My favourite for life will always be kræftedme = cancer eat me - usually uttered in a sentence to underline how pissed off you are and how serious you are about being pissed off.
Just curious: do you take that as a reference to cancer as a sickness or actual crabs eating you?
In German the word for cancer (Krebs) is a homonym referring to both the sickness and a crustacean. So I wondered how this works in Danish.
(It is in English too, though the reference to crabs is only scientific and thus a very exotic interpretation)
In Danish cancer is “kræft” while crab is “krabbe” so kræftedme refers to getting eaten by the sickness. Could potentially also refer to strength as kræft/kraft also refer to physical strength, but I’m pretty sure it refers to the sickness.
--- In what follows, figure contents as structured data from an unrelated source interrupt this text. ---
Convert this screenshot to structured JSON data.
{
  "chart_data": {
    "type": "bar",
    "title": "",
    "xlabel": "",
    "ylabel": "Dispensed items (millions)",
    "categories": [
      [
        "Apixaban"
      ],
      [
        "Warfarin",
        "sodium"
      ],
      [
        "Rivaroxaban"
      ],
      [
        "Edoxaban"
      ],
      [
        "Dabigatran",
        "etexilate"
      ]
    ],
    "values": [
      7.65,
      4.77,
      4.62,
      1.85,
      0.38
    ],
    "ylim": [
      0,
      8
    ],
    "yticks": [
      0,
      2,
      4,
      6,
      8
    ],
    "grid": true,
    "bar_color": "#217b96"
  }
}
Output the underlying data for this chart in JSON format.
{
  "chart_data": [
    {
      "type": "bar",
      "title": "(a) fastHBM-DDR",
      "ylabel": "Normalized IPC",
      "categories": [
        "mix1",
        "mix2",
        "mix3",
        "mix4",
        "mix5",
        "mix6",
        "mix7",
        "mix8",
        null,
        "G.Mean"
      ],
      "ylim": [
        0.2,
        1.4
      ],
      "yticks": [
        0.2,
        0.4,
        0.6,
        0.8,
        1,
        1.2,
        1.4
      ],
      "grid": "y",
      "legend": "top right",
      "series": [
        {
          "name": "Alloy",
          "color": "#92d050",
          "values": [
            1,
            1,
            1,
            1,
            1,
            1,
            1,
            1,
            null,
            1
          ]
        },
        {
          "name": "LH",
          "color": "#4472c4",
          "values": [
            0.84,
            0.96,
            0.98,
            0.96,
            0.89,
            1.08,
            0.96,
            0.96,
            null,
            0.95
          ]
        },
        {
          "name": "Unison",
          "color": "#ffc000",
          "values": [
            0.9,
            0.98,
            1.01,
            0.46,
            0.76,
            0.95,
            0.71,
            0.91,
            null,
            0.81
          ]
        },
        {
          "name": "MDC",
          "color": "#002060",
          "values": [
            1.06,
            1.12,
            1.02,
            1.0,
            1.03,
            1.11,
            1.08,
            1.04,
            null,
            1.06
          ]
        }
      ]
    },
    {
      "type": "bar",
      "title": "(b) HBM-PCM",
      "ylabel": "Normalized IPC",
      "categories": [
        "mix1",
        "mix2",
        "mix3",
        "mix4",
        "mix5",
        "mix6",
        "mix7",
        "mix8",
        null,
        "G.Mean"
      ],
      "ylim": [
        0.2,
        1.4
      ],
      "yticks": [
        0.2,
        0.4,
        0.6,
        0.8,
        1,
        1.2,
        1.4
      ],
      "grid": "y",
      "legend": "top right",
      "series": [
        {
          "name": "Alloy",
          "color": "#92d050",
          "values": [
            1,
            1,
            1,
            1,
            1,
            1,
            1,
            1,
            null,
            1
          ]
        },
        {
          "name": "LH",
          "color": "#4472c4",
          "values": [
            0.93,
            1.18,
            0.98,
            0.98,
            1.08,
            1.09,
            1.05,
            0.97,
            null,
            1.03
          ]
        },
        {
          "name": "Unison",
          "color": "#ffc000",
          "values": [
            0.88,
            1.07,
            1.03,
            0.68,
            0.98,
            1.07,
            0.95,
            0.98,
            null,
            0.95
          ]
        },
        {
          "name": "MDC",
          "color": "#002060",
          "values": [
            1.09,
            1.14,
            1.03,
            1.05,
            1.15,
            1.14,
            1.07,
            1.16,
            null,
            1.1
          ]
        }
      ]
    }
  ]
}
The map is wrong, Czechs can do both 2+90 and 90+2, I am not sure if it’s regional within the country, or depends on the context, but they definitely use both versions
Norway used to count like the Germans, but switched after the introduction of the telephone. There were simply too many mistakes when telling the numbers to the operators, that a change was mandated.
Old people might still use the 2+90 variant though, but it is not very common.
So now you’re calling me old? THE NERVE!